BY Ross von Metzke

January 14 2010 6:00 PM ET

AISHA TYLER 2 X390 (FX) | ADVOCATE.COM

When you do something like The Joy Behar Show — you all [Tyler appeared with Sandra Bernhard and Fran Drescher] were very funny, but you were talking about somewhat serious subject matter. Do you feel a responsibility to temper the humor with the ultimate message you’re trying to get across ... that homophobia isn’t right and it needs to end.
You know, that is a really good question, and it’s interesting because I think, as a comedian, you’re always kind of slavishly devoted to being funny. It’s almost compulsive. And I also think comedy can be such an effective weapon with people. In my special I talk a lot about growing up in San Francisco, having a lot of gay friends, that people need to open their minds, they need to welcome people into their lives. I do a joke about how everybody needs one gay friend — it doesn’t matter if they’re a guy or a girl ... the gay men are more fun, but the lesbians are more useful. Change a tire, arrange a march, get you cat spayed or neutered, the lesbians are down. When I do it in San Francisco, everybody cheers and it’s hilarious, but when I do it in Iowa or North Carolina, it really means something different. And it’s important for me to do it in those places, because those are the people who really need to hear it. They might not listen to a lecture, but they will listen to a joke. And they’ll take that home with them and hopefully it sinks in.

Well, and, let's be honest, in some of those places, there are people who probably aren’t too pleased to see somebody who looks like you there.
Exactly. And I’ve had people come up to me and say, “You’re the first black girl I ever thought was funny.” I’ve gotten that stuff. There’s also something to bravery ... to getting up and saying, “This is what’s important to me ... and you’ve come to see me, and I’m going to tell you what I think you need to hear.” I think you can do that gingerly ... there are times when you can do it seriously and there are times when it’s about comedy. Comedy has always been an effective weapon for marginalized groups. For blacks, for Jews, for gays, for women. This comic who travels with me ... he’s 23, he’s gay, and he’s Iranian. He’s hilarious. He always worries — “I don’t want to go to that town. They’re not going to like me.” “Everybody’s going to like you, and I don’t give a fuck, because I like you.” I want people, when they come to my show, to see something different and to have a different experience. And I think that’s the power comedy has. I think it has the power to change minds.

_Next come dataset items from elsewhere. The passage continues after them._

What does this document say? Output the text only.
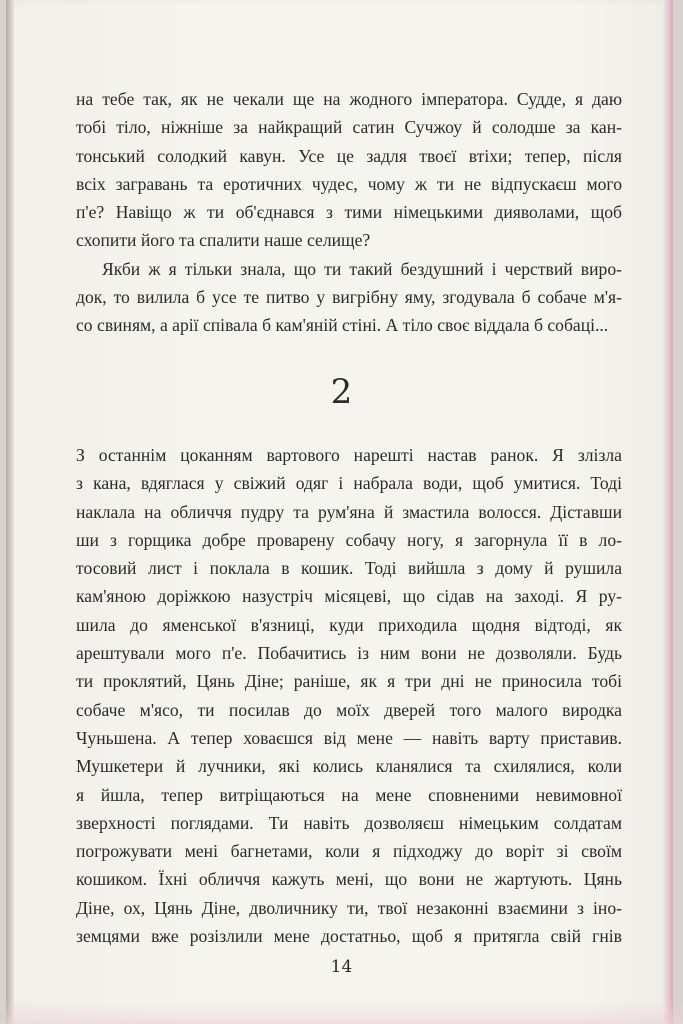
на тебе так, як не чекали ще на жодного імператора. Судде, я даю
тобі тіло, ніжніше за найкращий сатин Сучжоу й солодше за кан-
тонський солодкий кавун. Усе це задля твоєї втіхи; тепер, після
всіх загравань та еротичних чудес, чому ж ти не відпускаєш мого
п'е? Навіщо ж ти об'єднався з тими німецькими дияволами, щоб
схопити його та спалити наше селище?
Якби ж я тільки знала, що ти такий бездушний і черствий виро-
док, то вилила б усе те питво у вигрібну яму, згодувала б собаче м'я-
со свиням, а арії співала б кам'яній стіні. А тіло своє віддала б собаці...
2
З останнім цоканням вартового нарешті настав ранок. Я злізла
з кана, вдяглася у свіжий одяг і набрала води, щоб умитися. Тоді
наклала на обличчя пудру та рум'яна й змастила волосся. Діставши
ши з горщика добре проварену собачу ногу, я загорнула її в ло-
тосовий лист і поклала в кошик. Тоді вийшла з дому й рушила
кам'яною доріжкою назустріч місяцеві, що сідав на заході. Я ру-
шила до яменської в'язниці, куди приходила щодня відтоді, як
арештували мого п'е. Побачитись із ним вони не дозволяли. Будь
ти проклятий, Цянь Діне; раніше, як я три дні не приносила тобі
собаче м'ясо, ти посилав до моїх дверей того малого виродка
Чуньшена. А тепер ховаєшся від мене — навіть варту приставив.
Мушкетери й лучники, які колись кланялися та схилялися, коли
я йшла, тепер витріщаються на мене сповненими невимовної
зверхності поглядами. Ти навіть дозволяєш німецьким солдатам
погрожувати мені багнетами, коли я підходжу до воріт зі своїм
кошиком. Їхні обличчя кажуть мені, що вони не жартують. Цянь
Діне, ох, Цянь Діне, дволичнику ти, твої незаконні взаємини з іно-
земцями вже розізлили мене достатньо, щоб я притягла свій гнів
14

What would you say is the gig you’re best remembered for?
Probably a toss-up between Friends and Talk Soup, which is funny because Friends had 25 million viewers and Talk Soup had, maybe 1 million ... but it was such a cult hit people remember me. Now I’ve done enough things where people go,"Aren’t you the girl from my Starbucks?"Or, "Didn’t we go to school together?"It was almost better when I was just known for one thing. Now I get,"Can you get me a cup of coffee?"Now I have to punch somebody.